Replication slots can be displayed by the following query on the database server containing the databases to be dropped:

edb=# SELECT slot_name, slot_type, database, active, active_pid FROM pg_replication_slots;
  slot_name  | slot_type | database | active | active_pid
-------------+-----------+----------+--------+------------
 xdb_14793_5 | logical   | edb      | t      |       5288
 xdb_79910_5 | logical   | MMRnode  | t      |       5327
(2 rows)

The active column indicates whether or not the replication slot is active. To deactivate an active replication slot, first stop the publication server. If the active column of the replication slot now displays f for false then you can remove the replication slot.
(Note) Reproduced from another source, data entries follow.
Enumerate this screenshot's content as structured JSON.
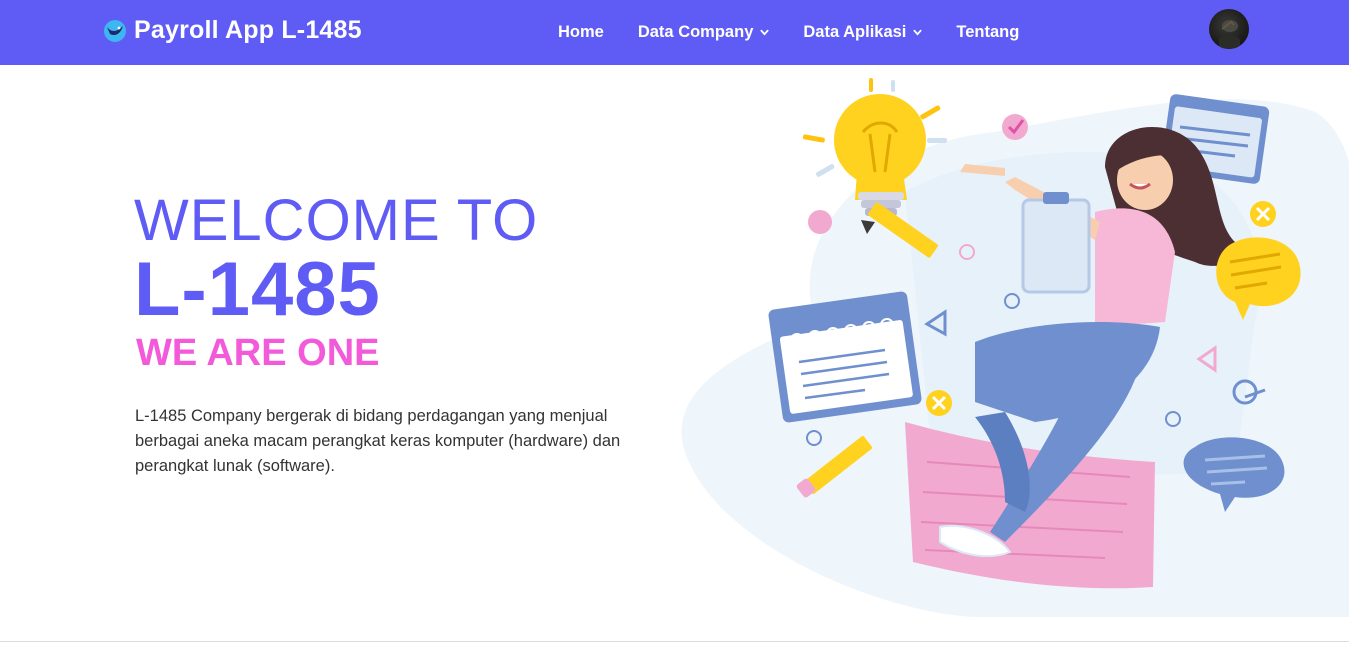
{
  "navbar": {
    "brand": "Payroll App L-1485",
    "items": [
      {
        "label": "Home",
        "dropdown": false
      },
      {
        "label": "Data Company",
        "dropdown": true
      },
      {
        "label": "Data Aplikasi",
        "dropdown": true
      },
      {
        "label": "Tentang",
        "dropdown": false
      }
    ],
    "icons": {
      "logo": "bird-logo-icon",
      "dropdown": "chevron-down-icon",
      "avatar": "user-avatar"
    }
  },
  "hero": {
    "welcome": "WELCOME TO",
    "title": "L-1485",
    "tagline": "WE ARE ONE",
    "description": "L-1485 Company bergerak di bidang perdagangan yang menjual berbagai aneka macam perangkat keras komputer (hardware) dan perangkat lunak (software)."
  },
  "colors": {
    "primary": "#5f5cf5",
    "accent": "#f25ad9",
    "illustration_blue": "#6f8fcf",
    "illustration_pink": "#f2a9cf",
    "illustration_yellow": "#ffd21f"
  }
}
If the replication slot is still active, then you can deactivate it by terminating the process shown in the active_pid column with the following command:

edb=# SELECT pg_terminate_backend(5327);
 pg_terminate_backend
----------------------
 t
(1 row)

The following now shows that replication slot xdb_79910_5 for database MMRnode has been deactivated:

edb=# SELECT slot_name, slot_type, database, active, active_pid FROM pg_replication_slots;
  slot_name  | slot_type | database | active | active_pid
-------------+-----------+----------+--------+------------
 xdb_14793_5 | logical   | edb      | t      |       5288
 xdb_79910_5 | logical   | MMRnode  | f      |
(2 rows)

Drop the replication slot with the following command by specifying the slot name:

edb=# SELECT pg_drop_replication_slot('xdb_79910_5');
 pg_drop_replication_slot
--------------------------

(1 row)

Now, the dropped replication slot does not appear when the pg_replication_slots directory is queried:

edb=# SELECT slot_name, slot_type, database, active, active_pid FROM pg_replication_slots;
  slot_name  | slot_type | database | active | active_pid
-------------+-----------+----------+--------+------------
 xdb_14793_5 | logical   | edb      | t      |       5288
(1 row)

The database can now be successfully dropped:

edb=# DROP DATABASE MMRnode;
DROP DATABASE

In addition, replication origins can be displayed with the following command:

edb=# SELECT * FROM pg_replication_origin;
 roident |        roname
---------+-----------------------
       1 | xdb_MMRnode_emp_pub_1
       2 | xdb_edb_emp_pub_6
(2 rows)

The following command can be used to remove a replication origin:

edb=# SELECT pg_replication_origin_drop('xdb_MMRnode_emp_pub_1');
 pg_replication_origin_drop
----------------------------

(1 row)

The following shows this replication origin has been removed:

edb=# SELECT * FROM pg_replication_origin;
 roident |        roname
---------+-----------------------
       2 | xdb_edb_emp_pub_6
(1 row)

For additional information on logical decoding functions see Section 9.26.6 Replication Functions` under Section 9.26 System Administration Functions in the PostgreSQL Core Documentation located at:

https://www.postgresql.org/docs/current/static/functions-admin.html

After performing this process, it is unlikely that removal of the entire replication system can be done with the xDB Replication Console or the xDB Replication Server CLI. Complete removal of the remaining replication system components must be done manually. Part of this process is removing the control schema and control schema objects from the publication databases. See Section Dropping Replication Slots for Log-Based Synchronization Replication for information on this procedure.